How can I get visit counts for my blog? I know some people are reading it, but I have no idea how many.
Hi Charles,
We have several optional plugins available that you could enable to provide some site usage info. From your site dashboard, you should be able to find the Plugins screen from the left sidebar menu.
Probably the easiest option is the “Site Stats” that are part of the JetPack plugin. In order to use this plugin, you need to sign up for a free account at wordpress.com.
There are two other plugins available that connect to Google Analytics, which provides much more comprehensive data, and is also somewhat more involved to configure — not horrible, but has a number of steps. Honesty, I’m not quite sure what distinguishes the two plugins from each other, but I’m sure people who know more about Search Engine Optimization and site traffic analysis would have their preference.
I hope that’s enough to get you started.
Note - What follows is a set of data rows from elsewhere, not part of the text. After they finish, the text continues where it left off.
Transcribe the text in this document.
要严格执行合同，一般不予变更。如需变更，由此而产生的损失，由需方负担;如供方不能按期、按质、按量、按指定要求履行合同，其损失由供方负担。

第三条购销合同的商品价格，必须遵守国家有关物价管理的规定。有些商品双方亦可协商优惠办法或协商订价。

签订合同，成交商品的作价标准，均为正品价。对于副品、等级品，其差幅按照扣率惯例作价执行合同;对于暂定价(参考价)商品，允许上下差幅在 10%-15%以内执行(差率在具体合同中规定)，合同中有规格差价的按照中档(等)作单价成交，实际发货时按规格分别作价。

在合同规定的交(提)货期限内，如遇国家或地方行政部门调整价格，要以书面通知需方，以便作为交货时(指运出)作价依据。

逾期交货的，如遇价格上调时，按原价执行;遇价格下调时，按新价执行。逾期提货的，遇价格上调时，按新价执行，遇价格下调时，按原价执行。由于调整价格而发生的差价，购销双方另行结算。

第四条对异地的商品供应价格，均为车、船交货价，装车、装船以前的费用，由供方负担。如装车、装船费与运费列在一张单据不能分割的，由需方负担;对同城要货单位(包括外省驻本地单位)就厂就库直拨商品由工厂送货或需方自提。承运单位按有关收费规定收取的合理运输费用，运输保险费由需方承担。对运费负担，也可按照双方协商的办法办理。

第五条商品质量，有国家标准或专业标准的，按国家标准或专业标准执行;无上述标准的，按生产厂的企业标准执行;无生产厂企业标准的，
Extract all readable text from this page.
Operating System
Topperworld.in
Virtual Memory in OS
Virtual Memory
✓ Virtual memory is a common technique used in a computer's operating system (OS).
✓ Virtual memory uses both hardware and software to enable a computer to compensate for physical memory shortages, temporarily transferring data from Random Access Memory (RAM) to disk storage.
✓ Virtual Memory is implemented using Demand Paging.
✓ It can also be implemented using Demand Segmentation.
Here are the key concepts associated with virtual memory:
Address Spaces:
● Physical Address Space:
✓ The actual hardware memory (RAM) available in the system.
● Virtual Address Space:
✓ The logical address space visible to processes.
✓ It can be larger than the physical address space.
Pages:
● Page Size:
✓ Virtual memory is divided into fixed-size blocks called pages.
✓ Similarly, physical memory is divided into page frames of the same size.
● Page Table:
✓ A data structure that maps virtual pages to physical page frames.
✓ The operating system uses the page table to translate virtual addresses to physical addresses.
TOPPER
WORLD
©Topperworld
If you have additional questions, feel free to send us a note.
-Geoff
PS. Is that avatar picture of you doing some blacksmith work? Last summer, I took a weekend blacksmithing class at the Lake Champlain Maritime Museum and had a fun time. Do you have your own forge?
Thanks. I ended up using the google analytics plug in, and other than the fact that my blog has not had any visitors besides me in the last hour, all seems to be working just fine.
Yes, that avatar is taken from a weekend blacksmithing workshop I attended. I had great fun — nothing better than pounding on hot metal with a hammer, but I am mainly a woodworker, and I really don’t have the time, space, or energy to pursue it as a hobby.
I’m trying to retrieve some video from the UVM Media Manager to embed in a blog post, but the embed codes from the Media Manager don’t seem to be working. At least, they and the links are working differently than YouTube with WordPress. Does anyone know if this is a theme-specific issue? Or is the Media Manager just blanketly non-compatible with WordPress?
Thanks in advance,
Audrey
Are we able to invite non-UVM affiliates to be authors on our blogs?
(And I’m still looking for an answer on the Media Manager question, if that’s possible.)
Thanks!
If I post my own pictures to a blog I’m creating do they become property of UVM?
UVM’s intellectual property policy covers such things. Generally, if created works are unrelated to a university job or classwork, they’re yours regardless, but things possibly get murky otherwise. It’s worth looking through to be aware of the edge cases. Questions about specific examples would probably have to be asked of the General Counsel’s office.
I am interested in installing a theme that is not among the list of ‘available themes’ on my Dashboard (appearance>themes). Can this be done? Thanks.
In a multi-site WordPress setup like ours (or even WordPress.com, for that matter), site owners need to pick from themes the admins have installed. If there’s another you’d like to see added, just let SAA know and we’ll take a look. Most of our themes and plugins have been installed by request.
The “search” button and the pages 2-16 button on the http://blog2-dev.uvm.edu/blogs does not apper to be active. How else can a view the entirety of the list of all UVM blogs?
This appears to be due to a JavaScript error. I’ll get a fix in place shortly.